Boost Innovation with Patent Tax Reform

5 August 2015

The chorus of corporate voices imploring the Federal Government to review the taxation issues associated with Australian advanced manufacturers and those exploiting Australian developed IP is now too loud to ignore. (‘CSL urges lower manufacturing tax’ and ‘Australian start-ups not doing as well as we think’)

It’s well understood that Australia has a challenging set of economic circumstances, many of which act to hinder the growth and success of manufacturers and those businesses seeking to commercialise the IP they have developed. High corporate tax rates, limited access to start-up capital, high wages, etc drive many businesses to take their IP offshore, to countries that are more attractive and supportive of businesses exploiting IP and advanced manufacturing capabilities (and with such a move goes jobs and taxable profits).

Many western economies are aware of the ability of low tax, low cost economies to attract investment from companies such as CSL and are using preferential tax regimes to keep their manufacturing and IP onshore. The UK, Italy, and half a dozen other advanced economies all have OECD endorsed ‘Patent box’ type tax regimes, offering a lower tax rate to companies that develop and exploit IP in country.
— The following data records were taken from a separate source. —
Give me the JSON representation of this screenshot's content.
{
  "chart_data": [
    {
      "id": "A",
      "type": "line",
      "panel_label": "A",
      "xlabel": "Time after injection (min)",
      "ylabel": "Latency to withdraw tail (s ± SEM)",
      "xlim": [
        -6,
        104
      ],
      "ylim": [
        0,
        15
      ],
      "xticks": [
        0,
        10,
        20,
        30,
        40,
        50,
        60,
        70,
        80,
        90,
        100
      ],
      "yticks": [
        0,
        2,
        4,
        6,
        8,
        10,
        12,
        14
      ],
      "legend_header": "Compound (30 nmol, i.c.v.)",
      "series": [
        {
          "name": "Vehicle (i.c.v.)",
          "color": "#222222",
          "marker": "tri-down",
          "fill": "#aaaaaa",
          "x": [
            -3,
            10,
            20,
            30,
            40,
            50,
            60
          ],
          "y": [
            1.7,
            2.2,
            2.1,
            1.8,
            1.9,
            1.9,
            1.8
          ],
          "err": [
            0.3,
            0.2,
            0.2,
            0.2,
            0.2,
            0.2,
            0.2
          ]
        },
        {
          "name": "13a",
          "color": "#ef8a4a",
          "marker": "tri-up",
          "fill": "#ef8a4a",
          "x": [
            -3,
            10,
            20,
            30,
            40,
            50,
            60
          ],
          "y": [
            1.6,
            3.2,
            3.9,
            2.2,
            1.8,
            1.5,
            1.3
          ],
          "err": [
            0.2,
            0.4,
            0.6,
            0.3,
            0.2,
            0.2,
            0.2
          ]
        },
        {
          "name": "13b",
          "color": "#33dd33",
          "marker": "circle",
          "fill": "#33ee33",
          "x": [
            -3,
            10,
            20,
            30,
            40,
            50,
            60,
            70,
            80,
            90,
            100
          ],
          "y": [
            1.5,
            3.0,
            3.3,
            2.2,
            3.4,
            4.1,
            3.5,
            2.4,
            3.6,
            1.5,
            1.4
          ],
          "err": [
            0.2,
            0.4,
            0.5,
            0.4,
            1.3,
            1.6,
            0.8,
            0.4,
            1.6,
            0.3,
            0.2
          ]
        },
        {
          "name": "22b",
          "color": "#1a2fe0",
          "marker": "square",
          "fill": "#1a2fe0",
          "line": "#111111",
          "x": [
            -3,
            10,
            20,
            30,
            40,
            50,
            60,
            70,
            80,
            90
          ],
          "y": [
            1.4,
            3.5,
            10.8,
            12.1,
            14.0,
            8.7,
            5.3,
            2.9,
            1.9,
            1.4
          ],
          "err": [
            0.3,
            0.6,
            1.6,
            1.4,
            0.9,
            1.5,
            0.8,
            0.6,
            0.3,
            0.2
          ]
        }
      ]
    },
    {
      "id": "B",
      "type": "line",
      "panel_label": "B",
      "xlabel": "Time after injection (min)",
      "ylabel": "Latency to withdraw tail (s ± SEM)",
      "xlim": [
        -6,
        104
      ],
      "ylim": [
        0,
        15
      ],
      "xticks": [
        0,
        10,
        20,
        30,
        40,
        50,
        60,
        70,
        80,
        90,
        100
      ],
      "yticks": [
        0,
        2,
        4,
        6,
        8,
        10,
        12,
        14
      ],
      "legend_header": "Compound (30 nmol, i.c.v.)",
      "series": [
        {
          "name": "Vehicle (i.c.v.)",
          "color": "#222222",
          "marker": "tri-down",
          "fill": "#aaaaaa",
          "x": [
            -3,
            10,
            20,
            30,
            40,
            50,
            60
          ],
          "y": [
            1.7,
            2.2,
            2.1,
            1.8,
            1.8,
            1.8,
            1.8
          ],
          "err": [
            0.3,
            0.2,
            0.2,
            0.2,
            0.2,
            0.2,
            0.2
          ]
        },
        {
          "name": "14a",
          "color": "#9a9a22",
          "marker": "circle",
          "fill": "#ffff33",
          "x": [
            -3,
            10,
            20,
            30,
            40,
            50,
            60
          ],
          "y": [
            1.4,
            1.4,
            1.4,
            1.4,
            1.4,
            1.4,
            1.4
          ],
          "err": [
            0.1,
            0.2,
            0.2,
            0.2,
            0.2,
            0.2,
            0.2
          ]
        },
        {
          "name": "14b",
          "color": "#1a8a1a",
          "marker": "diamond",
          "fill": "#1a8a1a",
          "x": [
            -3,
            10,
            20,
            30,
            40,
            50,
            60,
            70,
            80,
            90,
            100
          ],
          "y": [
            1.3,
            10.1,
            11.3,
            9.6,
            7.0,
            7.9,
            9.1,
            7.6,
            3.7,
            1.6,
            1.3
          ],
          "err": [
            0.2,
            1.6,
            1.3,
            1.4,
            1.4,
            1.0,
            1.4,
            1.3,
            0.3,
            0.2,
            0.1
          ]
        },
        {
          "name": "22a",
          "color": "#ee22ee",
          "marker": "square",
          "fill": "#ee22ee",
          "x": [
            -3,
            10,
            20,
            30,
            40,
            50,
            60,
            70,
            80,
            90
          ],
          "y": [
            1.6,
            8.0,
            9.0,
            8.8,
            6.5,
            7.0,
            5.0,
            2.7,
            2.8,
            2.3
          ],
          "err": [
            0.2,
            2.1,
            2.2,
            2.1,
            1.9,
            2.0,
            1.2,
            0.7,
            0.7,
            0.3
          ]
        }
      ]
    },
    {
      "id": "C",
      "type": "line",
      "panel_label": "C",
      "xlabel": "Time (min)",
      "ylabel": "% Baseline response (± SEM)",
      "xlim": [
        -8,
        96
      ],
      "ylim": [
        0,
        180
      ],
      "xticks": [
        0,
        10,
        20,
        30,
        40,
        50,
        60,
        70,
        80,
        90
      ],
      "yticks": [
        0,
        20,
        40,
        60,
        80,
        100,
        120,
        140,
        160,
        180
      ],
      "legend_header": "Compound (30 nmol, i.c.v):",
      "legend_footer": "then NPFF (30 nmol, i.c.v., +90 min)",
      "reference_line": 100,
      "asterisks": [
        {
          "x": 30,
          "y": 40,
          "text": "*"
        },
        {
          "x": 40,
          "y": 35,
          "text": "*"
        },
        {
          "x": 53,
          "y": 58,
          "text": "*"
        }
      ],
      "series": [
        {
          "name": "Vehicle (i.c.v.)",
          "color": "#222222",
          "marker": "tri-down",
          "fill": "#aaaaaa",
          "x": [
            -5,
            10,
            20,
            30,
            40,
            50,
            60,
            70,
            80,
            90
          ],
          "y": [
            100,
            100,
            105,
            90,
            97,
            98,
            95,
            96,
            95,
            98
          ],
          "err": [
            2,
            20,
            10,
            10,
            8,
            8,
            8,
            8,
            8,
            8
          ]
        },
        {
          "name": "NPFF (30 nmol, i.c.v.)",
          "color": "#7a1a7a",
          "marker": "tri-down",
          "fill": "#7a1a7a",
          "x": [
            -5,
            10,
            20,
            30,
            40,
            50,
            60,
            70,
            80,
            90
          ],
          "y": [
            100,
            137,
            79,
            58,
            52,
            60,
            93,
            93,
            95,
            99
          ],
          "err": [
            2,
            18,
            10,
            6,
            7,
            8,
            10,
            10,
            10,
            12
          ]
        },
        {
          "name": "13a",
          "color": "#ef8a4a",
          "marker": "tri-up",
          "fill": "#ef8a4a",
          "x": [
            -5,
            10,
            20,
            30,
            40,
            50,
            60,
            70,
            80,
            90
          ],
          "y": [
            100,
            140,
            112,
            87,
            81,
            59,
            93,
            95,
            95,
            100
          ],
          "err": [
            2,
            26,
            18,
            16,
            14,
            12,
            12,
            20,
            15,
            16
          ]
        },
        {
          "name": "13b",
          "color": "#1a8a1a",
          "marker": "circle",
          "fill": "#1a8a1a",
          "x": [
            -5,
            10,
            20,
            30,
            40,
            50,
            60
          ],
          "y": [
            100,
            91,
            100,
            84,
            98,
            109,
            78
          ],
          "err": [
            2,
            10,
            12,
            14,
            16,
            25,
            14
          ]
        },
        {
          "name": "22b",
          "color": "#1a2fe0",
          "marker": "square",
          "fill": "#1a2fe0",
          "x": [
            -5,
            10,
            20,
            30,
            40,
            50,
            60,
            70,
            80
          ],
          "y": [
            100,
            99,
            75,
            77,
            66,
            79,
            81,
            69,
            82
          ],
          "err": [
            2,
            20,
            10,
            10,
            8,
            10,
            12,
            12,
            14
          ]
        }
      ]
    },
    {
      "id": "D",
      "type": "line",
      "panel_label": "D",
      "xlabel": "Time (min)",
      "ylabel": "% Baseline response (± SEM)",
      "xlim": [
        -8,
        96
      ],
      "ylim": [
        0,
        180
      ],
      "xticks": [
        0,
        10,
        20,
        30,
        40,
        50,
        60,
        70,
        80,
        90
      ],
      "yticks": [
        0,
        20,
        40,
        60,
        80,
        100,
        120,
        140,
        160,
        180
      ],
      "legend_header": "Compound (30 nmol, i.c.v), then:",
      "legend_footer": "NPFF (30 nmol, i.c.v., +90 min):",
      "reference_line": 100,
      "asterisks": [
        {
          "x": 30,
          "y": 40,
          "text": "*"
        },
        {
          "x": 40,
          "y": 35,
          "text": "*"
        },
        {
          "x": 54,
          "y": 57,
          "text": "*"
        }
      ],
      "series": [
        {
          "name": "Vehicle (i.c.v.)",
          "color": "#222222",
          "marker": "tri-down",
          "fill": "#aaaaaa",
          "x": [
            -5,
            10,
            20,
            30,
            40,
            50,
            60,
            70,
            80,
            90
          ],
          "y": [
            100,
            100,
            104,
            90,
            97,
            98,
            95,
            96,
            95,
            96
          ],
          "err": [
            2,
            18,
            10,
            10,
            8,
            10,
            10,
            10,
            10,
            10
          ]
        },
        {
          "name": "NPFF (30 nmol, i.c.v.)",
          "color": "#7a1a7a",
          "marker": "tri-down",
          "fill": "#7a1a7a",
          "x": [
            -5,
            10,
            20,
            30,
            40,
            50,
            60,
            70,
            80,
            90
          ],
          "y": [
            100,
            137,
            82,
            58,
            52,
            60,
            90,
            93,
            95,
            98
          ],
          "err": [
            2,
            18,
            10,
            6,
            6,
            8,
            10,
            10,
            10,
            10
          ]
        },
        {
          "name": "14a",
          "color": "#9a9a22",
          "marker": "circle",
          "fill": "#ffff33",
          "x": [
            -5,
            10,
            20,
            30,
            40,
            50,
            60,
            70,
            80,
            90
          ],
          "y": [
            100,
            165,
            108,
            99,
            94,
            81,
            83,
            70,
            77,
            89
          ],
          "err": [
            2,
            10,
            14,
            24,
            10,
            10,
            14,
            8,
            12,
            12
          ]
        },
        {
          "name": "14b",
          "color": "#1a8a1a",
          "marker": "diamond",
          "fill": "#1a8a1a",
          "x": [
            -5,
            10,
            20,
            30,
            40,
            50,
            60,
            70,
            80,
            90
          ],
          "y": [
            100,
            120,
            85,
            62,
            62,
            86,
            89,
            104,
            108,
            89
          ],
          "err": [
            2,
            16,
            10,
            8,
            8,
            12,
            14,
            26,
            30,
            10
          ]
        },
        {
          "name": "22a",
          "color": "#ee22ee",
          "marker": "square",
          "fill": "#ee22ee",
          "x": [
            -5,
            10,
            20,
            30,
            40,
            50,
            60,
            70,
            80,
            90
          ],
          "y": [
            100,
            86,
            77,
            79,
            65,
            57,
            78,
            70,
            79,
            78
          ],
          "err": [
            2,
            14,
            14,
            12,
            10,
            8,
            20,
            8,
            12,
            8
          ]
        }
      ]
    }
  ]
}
Now the US ‘Ways and Means’ Committee has recommended that the US adopt a similar approach.

With all this forward thinking, economic reform taking place to counter the migration of IP and advanced manufacturing to low tax jurisdictions, what is the Australian Government doing? Patent box reform demands serious economic discussion. Otherwise, we risk Australia’s most successful and innovative businesses taking their IP, jobs and profits offshore.